Real Estate

How Naperville is Handling its Affordable Housing Shortage

Naperville is starting to fill its affordable housing void, five years after the southwest Chicago suburb was flagged for its lack of such properties.

The Illinois Housing Development Authority recently accepted Naperville’s affordable housing plan that was submitted earlier this year, indicating progress in tackling the long-standing issue, the Chicago Tribune reported.

However, the state agency will release an updated report on which Illinois towns have insufficient affordable housing, and it’s possible that Naperville is flagged again. If that happens, officials will have to amend its newly approved plan or create a new one.

The city’s plan reflects ongoing initiatives to increase its affordable housing supply. Naperville had been cited in three previous reports — 2004, 2013, and 2018 — for not meeting affordability standards set by Illinois’ Affordable Housing Planning and Appeal Act of 2003.

Naperville’s relevant initiatives include leveraging publicly-owned land for an affordable housing complex, preserving so-called “naturally occurring affordable housing,” establishing a rehabilitation loan fund for low-income seniors and creating a housing trust fund for specific populations.

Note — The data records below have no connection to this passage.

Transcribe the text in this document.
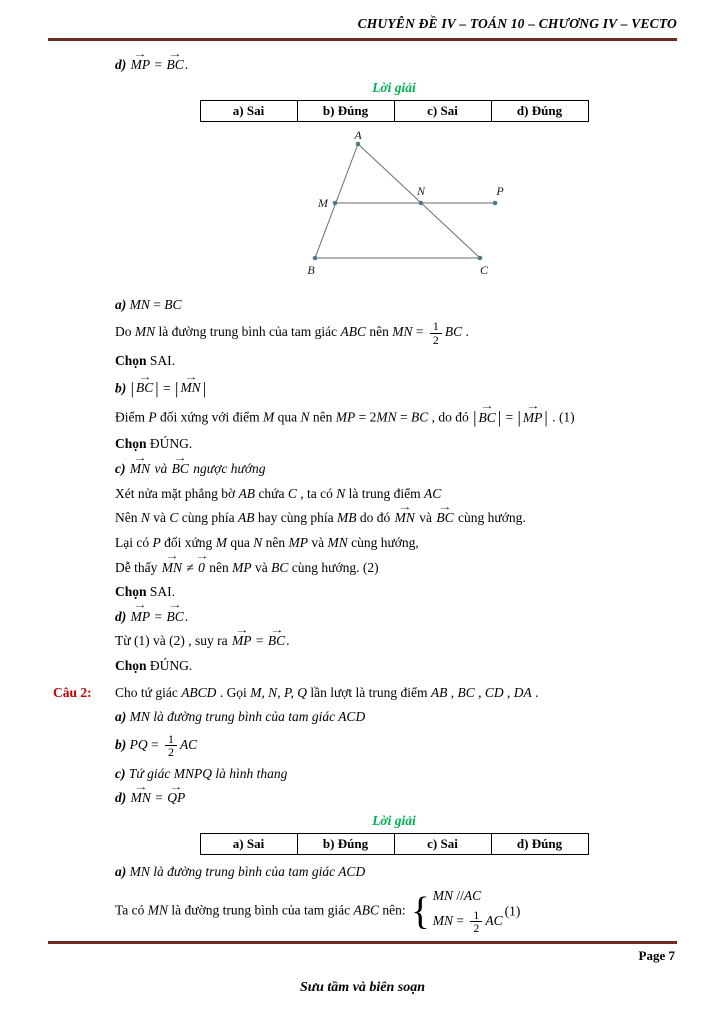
CHUYÊN ĐỀ IV – TOÁN 10 – CHƯƠNG IV – VECTO
d) → MP = → BC.
Lời giải
a) Sai	b) Đúng	c) Sai	d) Đúng
A
M
N	P
B	C
a) MN = BC
Do MN là đường trung bình của tam giác ABC nên MN = $\frac{1}{2}$ BC .
Chọn SAI.
b) | → BC | = | → MN |
Điểm P đối xứng với điểm M qua N nên MP = 2MN = BC , do đó | → BC | = | → MP | . (1)
Chọn ĐÚNG.
c) → MN và → BC ngược hướng
Xét nửa mặt phẳng bờ AB chứa C , ta có N là trung điểm AC
Nên N và C cùng phía AB hay cùng phía MB do đó → MN và → BC cùng hướng.
Lại có P đối xứng M qua N nên MP và MN cùng hướng,
Dễ thấy → MN ≠ → 0 nên MP và BC cùng hướng. (2)
Chọn SAI.
d) → MP = → BC.
Từ (1) và (2) , suy ra → MP = → BC.
Chọn ĐÚNG.
Câu 2: Cho tứ giác ABCD . Gọi M, N, P, Q lần lượt là trung điểm AB , BC , CD , DA .
a) MN là đường trung bình của tam giác ACD
b) PQ = $\frac{1}{2}$ AC
c) Tứ giác MNPQ là hình thang
d) → MN = → QP
Lời giải
a) Sai	b) Đúng	c) Sai	d) Đúng
a) MN là đường trung bình của tam giác ACD
Ta có MN là đường trung bình của tam giác ABC nên: { MN //AC
MN = $\frac{1}{2}$ AC
(1)
Page 7
Sưu tầm và biên soạn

To avoid being called out for scarce affordability, at least 10 percent of a town’s housing stock must be considered affordable, except for towns with a population less than 1,000. The city’s housing plan indicates the need for an additional 1,263 affordable units and up to 13,000 units by 2040 to meet the state’s minimum requirement, the outlet reported.

However, meeting this requirement could be challenging given the limited amount of developable land in the suburb.

Naperville’s efforts to address its affordability issue have been ongoing, with a focus on implementing recommendations from a Housing Needs Assessment conducted in 2019. The city aims to continue making progress on its plans, which includes an incentive program for developers to build affordable housing and ongoing projects to meet the state’s standards.